少年の素性を知った光姫はすぅっと目を細めて、背筋を伸ばした状態で彼に宣言する。
「私は、王位など欲しくはない・・・私が望むのはソルディス王子が王座に就かれる事のみ。貴方の方こそソルディス王子の対抗馬と言われていたようですけど?」
アーシアの言葉にサイラスはぎっと彼女の顔を睨んだ。
「それこそっ僕はソルディスが王位に就くのを心から望んでるっ!!」
体力がないのに立ち上がろうとした王子はすぐに寝台に倒れた。やはりバナナ一本では体力が戻りきらないらしい。
だが、その様子を見ていたアーシアは小さく噴出してベッドに倒れこんでいる王子に布団を被せてやる。
「つまり、あなたも私もソルディス王子に王位に就いて欲しいのですね」
先ほどのサイラスの叫びから彼の真意を読み取ったアーシアは穏やかな笑みを浮かべて見せた。
それに反応してサイラスも彼女に問い掛ける。
「弟を知っているのですか?」
彼の率直な問いに彼女は「ええ」と笑ってみせる。
「王位について私を自由にしてくれると約束してくださいました。それが私にとり、最大の心の支えだったのです」
胸に手を置き、ソルディスの言葉を思い出している彼女はその容姿には似合わぬほど大人びて見えた。
「俺も弟がいなければとっくに自我が崩壊していた。あいつだけが僕の王なんです」
自分とは違う形ではあるもののバルガスに傷つけられ、ソルディスに救われたという点で彼らは同類だった。
そして今はソルディスを王位につけるという同じ願望を持つ同士だ。
「王子は。無事ですか?」
声を潜めて控えの間にいる侍女に聞こえないように問い掛けた彼女に彼は「もちろん」と笑ってみせる。
その言葉にアーシアはほぅっと胸を撫で下ろした。
「お食事の用意を運び入れたいのですが、よろしいでしょうか」
短いノックのあと、訊かれた言葉に彼女は「どうぞ」と返す。
それと同時にドアが開かれ、複数の食事が運び込まれてきた。ウィルフレッドの指示が徹底したその食事は確かに消化にいいものばかりだ。
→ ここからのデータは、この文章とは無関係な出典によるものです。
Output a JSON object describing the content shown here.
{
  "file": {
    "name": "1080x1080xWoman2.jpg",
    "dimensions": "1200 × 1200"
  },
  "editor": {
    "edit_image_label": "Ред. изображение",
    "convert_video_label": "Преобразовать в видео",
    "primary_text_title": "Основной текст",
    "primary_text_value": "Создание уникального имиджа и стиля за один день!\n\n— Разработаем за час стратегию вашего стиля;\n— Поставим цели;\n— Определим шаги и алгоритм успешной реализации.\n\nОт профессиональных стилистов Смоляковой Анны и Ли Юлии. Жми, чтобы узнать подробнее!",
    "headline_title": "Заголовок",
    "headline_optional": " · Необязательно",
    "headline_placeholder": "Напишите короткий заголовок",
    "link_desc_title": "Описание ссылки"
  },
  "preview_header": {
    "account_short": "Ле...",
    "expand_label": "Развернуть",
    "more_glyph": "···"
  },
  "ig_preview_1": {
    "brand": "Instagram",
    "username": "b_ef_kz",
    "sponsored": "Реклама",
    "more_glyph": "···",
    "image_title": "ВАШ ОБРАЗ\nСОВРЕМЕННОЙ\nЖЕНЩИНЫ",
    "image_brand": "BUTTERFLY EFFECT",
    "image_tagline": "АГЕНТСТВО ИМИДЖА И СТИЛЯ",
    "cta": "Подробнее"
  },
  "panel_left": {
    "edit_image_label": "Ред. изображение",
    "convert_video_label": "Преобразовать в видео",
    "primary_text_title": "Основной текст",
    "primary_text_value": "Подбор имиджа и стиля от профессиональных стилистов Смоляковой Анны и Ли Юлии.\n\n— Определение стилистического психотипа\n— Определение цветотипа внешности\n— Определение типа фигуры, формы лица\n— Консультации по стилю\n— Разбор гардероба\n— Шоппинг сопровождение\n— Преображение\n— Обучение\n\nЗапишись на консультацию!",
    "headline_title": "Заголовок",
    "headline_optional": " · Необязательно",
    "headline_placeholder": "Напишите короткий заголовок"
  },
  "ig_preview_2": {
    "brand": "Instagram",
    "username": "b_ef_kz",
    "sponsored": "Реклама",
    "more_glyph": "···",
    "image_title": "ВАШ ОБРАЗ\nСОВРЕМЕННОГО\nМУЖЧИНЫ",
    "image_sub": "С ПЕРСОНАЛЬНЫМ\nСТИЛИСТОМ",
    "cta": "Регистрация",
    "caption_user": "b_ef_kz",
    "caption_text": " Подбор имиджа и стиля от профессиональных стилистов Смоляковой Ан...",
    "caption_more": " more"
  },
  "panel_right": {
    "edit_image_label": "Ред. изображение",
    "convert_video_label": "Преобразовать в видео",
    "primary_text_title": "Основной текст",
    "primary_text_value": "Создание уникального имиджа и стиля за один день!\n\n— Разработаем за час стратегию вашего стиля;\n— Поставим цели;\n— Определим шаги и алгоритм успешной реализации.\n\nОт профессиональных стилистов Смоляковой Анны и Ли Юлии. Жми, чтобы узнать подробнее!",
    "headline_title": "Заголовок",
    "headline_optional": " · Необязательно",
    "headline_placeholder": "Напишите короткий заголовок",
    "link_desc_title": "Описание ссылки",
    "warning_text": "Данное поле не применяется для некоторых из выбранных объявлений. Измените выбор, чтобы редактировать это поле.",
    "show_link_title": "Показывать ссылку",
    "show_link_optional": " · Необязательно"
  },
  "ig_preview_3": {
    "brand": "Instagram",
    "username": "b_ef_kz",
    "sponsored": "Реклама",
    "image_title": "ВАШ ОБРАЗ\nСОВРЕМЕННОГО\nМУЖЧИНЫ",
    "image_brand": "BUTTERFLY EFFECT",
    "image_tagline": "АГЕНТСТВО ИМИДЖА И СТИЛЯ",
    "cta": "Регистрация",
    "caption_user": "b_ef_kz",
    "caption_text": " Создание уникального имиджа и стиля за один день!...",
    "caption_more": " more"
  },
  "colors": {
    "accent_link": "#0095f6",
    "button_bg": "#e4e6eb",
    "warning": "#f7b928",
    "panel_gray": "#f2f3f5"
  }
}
「まずは体力を戻さないと、助けに行くこともできませんよ」
アーシアの言葉に彼は「そうですね」とあっさりと肯定し、差し出された食事を次々に平らげ始めた。
彼はわりと食が細いほうなのだが、さすがに断食に近い状態に置かれていた身体はエネルギーを欲しがった。
だがある程度食べきると、さすがに体が苦しくなりそこで食事は終了となった。
「後は睡眠・・・ですわね。私は私の寝台がありますので、王子はこちらで休んでください」
母よりも母らしい優しい対応に、サイラスは「ありがとう」と心からの礼を言うと深い眠りに身をゆだねた。
サイラスとアーシアの出会いです。やはり二人とも相手を警戒することから始めています。
ただ目的は一緒の二人ですので、これから仲良くなれるでしょう。
また二人ともに恋人・思い人がいるので絶対に恋愛には走りません。
まだ王都の中にはルアンリルを始め、物語の中枢に関わってくる人が監禁・軟禁されています。
それをどうやって王都から脱出させるのかがこの章のテーマです。